Creature

 

Creature: Kinski

In the semi-distant future, on a remote moon of Saturn, two astronauts consider an enormous alien egg. One fellow peers into the translucent shell and sees the face of a hideous creature. “Wherever that thing came from,” he observes, “it wasn’t bred for looks.”

Those nutty astronauts—always joking around. However, these two get egg on their faces, and everywhere else, when the creature finally comes out of its shell.

That’s the opening scene of Creature, and you can tell already that the location isn’t really Saturn. No, it’s a much more familiar place: the planet of the Shameless Ripoffs, in the galaxy of the Endless Retread.

This time the film being replicated is Alien—a starkly derivative movie to begin with. Creature is quite upfront about this; it seems to have been made by people with very little malice or ill-will. Very little imagination or talent, either.

Following the bloody overture, we see a mission sent to Saturn to find out what happened up there. When the mission crash-lands on the planet, the creature picks up the scent and starts picking the astronauts off one by one. Sound familiar?

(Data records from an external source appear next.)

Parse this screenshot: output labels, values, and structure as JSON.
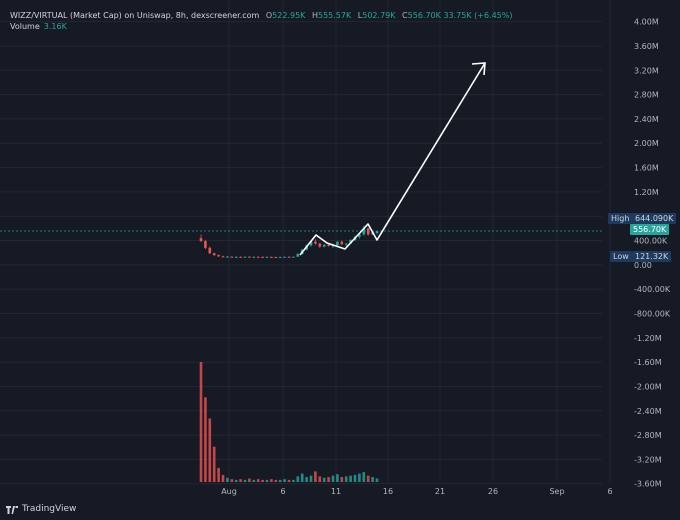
{
  "header": {
    "pair": "WIZZ/VIRTUAL (Market Cap) on Uniswap, 8h, dexscreener.com",
    "open_label": "O",
    "open_value": "522.95K",
    "high_label": "H",
    "high_value": "555.57K",
    "low_label": "L",
    "low_value": "502.79K",
    "close_label": "C",
    "close_value": "556.70K",
    "change": "33.75K (+6.45%)",
    "volume_label": "Volume",
    "volume_value": "3.16K"
  },
  "price_tags": {
    "high_label": "High",
    "high_value": "644.090K",
    "current_value": "556.70K",
    "low_label": "Low",
    "low_value": "121.32K"
  },
  "footer": {
    "brand": "TradingView"
  },
  "colors": {
    "background": "#161a25",
    "grid": "#232733",
    "up": "#26a69a",
    "down": "#ef5350",
    "text": "#b2b5be",
    "tag_bg": "#1e3a5f",
    "current_tag_bg": "#26a69a",
    "arrow": "#ffffff"
  },
  "chart_data": {
    "type": "candlestick",
    "y_axis_ticks": [
      "4.00M",
      "3.60M",
      "3.20M",
      "2.80M",
      "2.40M",
      "2.00M",
      "1.60M",
      "1.20M",
      "800.00K",
      "400.00K",
      "0.00",
      "-400.00K",
      "-800.00K",
      "-1.20M",
      "-1.60M",
      "-2.00M",
      "-2.40M",
      "-2.80M",
      "-3.20M",
      "-3.60M"
    ],
    "y_tick_values": [
      4000000,
      3600000,
      3200000,
      2800000,
      2400000,
      2000000,
      1600000,
      1200000,
      800000,
      400000,
      0,
      -400000,
      -800000,
      -1200000,
      -1600000,
      -2000000,
      -2400000,
      -2800000,
      -3200000,
      -3600000
    ],
    "x_axis_ticks": [
      "Aug",
      "6",
      "11",
      "16",
      "21",
      "26",
      "Sep",
      "6"
    ],
    "candles": [
      {
        "o": 440000,
        "h": 500000,
        "l": 380000,
        "c": 390000
      },
      {
        "o": 390000,
        "h": 410000,
        "l": 260000,
        "c": 280000
      },
      {
        "o": 280000,
        "h": 300000,
        "l": 180000,
        "c": 190000
      },
      {
        "o": 190000,
        "h": 200000,
        "l": 150000,
        "c": 160000
      },
      {
        "o": 160000,
        "h": 170000,
        "l": 130000,
        "c": 140000
      },
      {
        "o": 140000,
        "h": 150000,
        "l": 125000,
        "c": 130000
      },
      {
        "o": 130000,
        "h": 145000,
        "l": 122000,
        "c": 135000
      },
      {
        "o": 135000,
        "h": 140000,
        "l": 124000,
        "c": 128000
      },
      {
        "o": 128000,
        "h": 138000,
        "l": 121320,
        "c": 132000
      },
      {
        "o": 132000,
        "h": 140000,
        "l": 125000,
        "c": 130000
      },
      {
        "o": 130000,
        "h": 138000,
        "l": 124000,
        "c": 134000
      },
      {
        "o": 134000,
        "h": 140000,
        "l": 126000,
        "c": 129000
      },
      {
        "o": 129000,
        "h": 136000,
        "l": 124000,
        "c": 133000
      },
      {
        "o": 133000,
        "h": 139000,
        "l": 127000,
        "c": 131000
      },
      {
        "o": 131000,
        "h": 137000,
        "l": 125000,
        "c": 130000
      },
      {
        "o": 130000,
        "h": 135000,
        "l": 124000,
        "c": 132000
      },
      {
        "o": 132000,
        "h": 138000,
        "l": 126000,
        "c": 129000
      },
      {
        "o": 129000,
        "h": 134000,
        "l": 123000,
        "c": 127000
      },
      {
        "o": 127000,
        "h": 133000,
        "l": 122000,
        "c": 130000
      },
      {
        "o": 130000,
        "h": 137000,
        "l": 125000,
        "c": 133000
      },
      {
        "o": 133000,
        "h": 140000,
        "l": 128000,
        "c": 131000
      },
      {
        "o": 131000,
        "h": 136000,
        "l": 126000,
        "c": 134000
      },
      {
        "o": 134000,
        "h": 190000,
        "l": 130000,
        "c": 180000
      },
      {
        "o": 180000,
        "h": 260000,
        "l": 170000,
        "c": 250000
      },
      {
        "o": 250000,
        "h": 330000,
        "l": 240000,
        "c": 320000
      },
      {
        "o": 320000,
        "h": 400000,
        "l": 300000,
        "c": 380000
      },
      {
        "o": 380000,
        "h": 420000,
        "l": 330000,
        "c": 350000
      },
      {
        "o": 350000,
        "h": 360000,
        "l": 280000,
        "c": 300000
      },
      {
        "o": 300000,
        "h": 340000,
        "l": 290000,
        "c": 330000
      },
      {
        "o": 330000,
        "h": 350000,
        "l": 300000,
        "c": 310000
      },
      {
        "o": 310000,
        "h": 330000,
        "l": 280000,
        "c": 320000
      },
      {
        "o": 320000,
        "h": 390000,
        "l": 310000,
        "c": 380000
      },
      {
        "o": 380000,
        "h": 400000,
        "l": 320000,
        "c": 340000
      },
      {
        "o": 340000,
        "h": 360000,
        "l": 300000,
        "c": 350000
      },
      {
        "o": 350000,
        "h": 420000,
        "l": 340000,
        "c": 410000
      },
      {
        "o": 410000,
        "h": 480000,
        "l": 390000,
        "c": 460000
      },
      {
        "o": 460000,
        "h": 520000,
        "l": 430000,
        "c": 500000
      },
      {
        "o": 500000,
        "h": 644090,
        "l": 480000,
        "c": 600000
      },
      {
        "o": 600000,
        "h": 610000,
        "l": 480000,
        "c": 500000
      },
      {
        "o": 500000,
        "h": 560000,
        "l": 490000,
        "c": 540000
      },
      {
        "o": 522950,
        "h": 555570,
        "l": 502790,
        "c": 556700
      }
    ],
    "volume": [
      17,
      12,
      9,
      5,
      2,
      1,
      0.6,
      0.4,
      0.3,
      0.4,
      0.3,
      0.5,
      0.3,
      0.4,
      0.3,
      0.3,
      0.4,
      0.3,
      0.3,
      0.4,
      0.3,
      0.3,
      0.8,
      1.2,
      0.7,
      0.9,
      1.5,
      0.8,
      0.6,
      0.7,
      0.9,
      1.1,
      0.7,
      0.8,
      0.9,
      1.0,
      1.2,
      1.4,
      0.9,
      0.7,
      0.5
    ]
  }
}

That’s the extent of the narrative, although writer-director William Malone (the man who gave us Scared to Death) works hard to inject some of that human relationship stuff in there too. It doesn’t quite take, although the acting is admittedly more ironic and less godawful than you usually see in outings of this type.

A bit of life is supplied by the appearance of Klaus Kinski (from Werner Herzog’s Aguirre), the leader and lone survivor of a rival space team. Kinski is frothing at the mouth in his mad Wagnerian way (as per usual) about the creature. It’s entertaining, but he succumbs to the bite of the creature and his flesh starts falling off all too quickly.

The production values here are less tawdry than in many quickies, but the slickness of the sets doesn’t do much to elevate the absurdity of the plot twists.

At one point, the survivors try to think of a way to destroy the creature, and one crew member says, “I saw this movie once where…” and proceeds to describe how the carrot from another world in Howard Hawks’s 1951 movie The Thing was finally killed off. We’re supposed to believe these people are scientists?

The crew has a careful balance of male and female astronauts, but less to provide a picture of a liberated future than to allow a bit of skin to show. The female members, supposedly biophysicists, look and act more like they’ve just gotten off the night shift at the Los Angeles Playboy Club.

It’s that sort of movie—cheerfully mindless of its own incongruities. But that’s no recommendation. Like its beloved creature, this movie wasn’t bred for looks.

First published in the Herald, May 1985

Malone didn’t direct another theatrical feature until House from Haunted Hill in 1999, which I have not seen. He followed with feardotcom, a movie in which the eponymous website’s actual address was feardotcom.com. Awesome. Somehow it starred Natascha McElhone, Stephen Rea, and Stephen Dorff, and was set in New York City but filmed, needless to say, in Luxembourg.